For purposes of this
discussion, we assume that Dumer's appointed counsel acted improperly by not
filing either a no merit report or a postconviction motion to withdraw the no
contest pleas. We decline, however, to
order any further proceedings under Knight because Dumer cannot
show prejudice from counsel's actions. See
Strickland, 466 U.S. at 687 (to succeed on a claim of ineffective
assistance of counsel, a defendant must show both that counsel's performance
was deficient and that the performance was prejudicial). Dumer's desire to withdraw his no contest
pleas has been fully addressed by this court.
While Dumer has proceeded pro se, he has done so competently and
presented cogent arguments for our consideration. We have addressed the merits of those arguments. Cf. State v. Escalona-Naranjo,
185 Wis.2d 168, 517 N.W.2d 157 (1994).
Therefore, Dumer has already received the "remedy" appropriate
to the loss of a direct appeal. Further
proceedings under Knight are not warranted.
By the Court.—Order
affirmed.
This opinion will not be
published. See Rule 809.23(1)(b)5, Stats.

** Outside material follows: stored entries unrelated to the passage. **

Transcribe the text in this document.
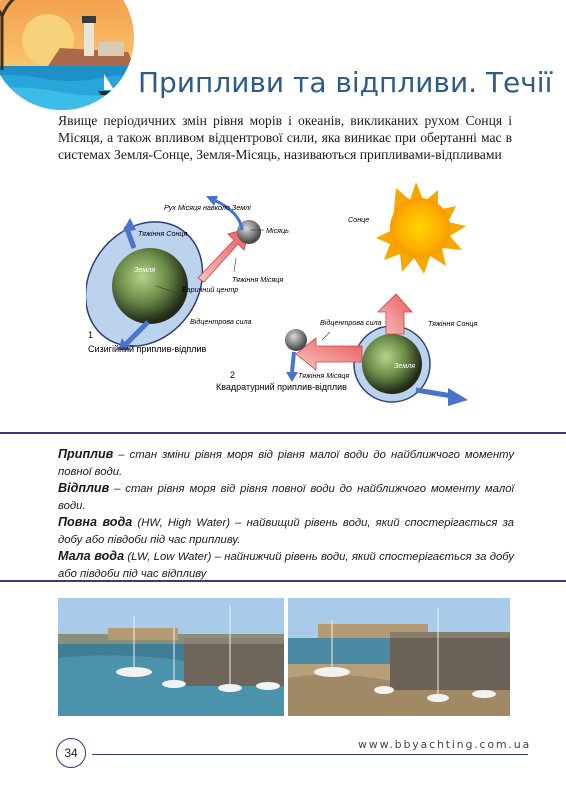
Припливи та відпливи. Течії
Явище періодичних змін рівня морів і океанів, викликаних рухом Сонця і Місяця, а також впливом відцентрової сили, яка виникає при обертанні мас в системах Земля-Сонце, Земля-Місяць, називаються припливами-відпливами
Рух Місяця навколо Землі
Місяць
Тяжіння Сонця
Земля
Баричний центр
Тяжіння Місяця
Відцентрова сила
1
Сизигійний приплив-відплив
Сонце
Відцентрова сила	Тяжіння Сонця
Тяжіння Місяця
Земля
2
Квадратурний приплив-відплив

Приплив – стан зміни рівня моря від рівня малої води до найближчого моменту повної води.

Відплив – стан рівня моря від рівня повної води до найближчого моменту малої води.

Повна вода (HW, High Water) – найвищий рівень води, який спостерігається за добу або півдоби під час припливу.

Мала вода (LW, Low Water) – найнижчий рівень води, який спостерігається за добу або півдоби під час відпливу

34
www.bbyachting.com.ua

[1] Dumer entered his no contest pleas on June 7, 1985, three days before the Wisconsin Supreme Court decided State v. Cecchini, 124 Wis.2d 200, 368 N.W.2d 830 (1985), overruled in part on other grounds, State v. Bangert, 131 Wis.2d 246, 389 N.W.2d 12 (1986). Therefore, Dumer's claims are governed by pre-Cecchini law. See State v. Harvey, 139 Wis.2d 353, 380-81, 407 N.W.2d 235, 247 (1987).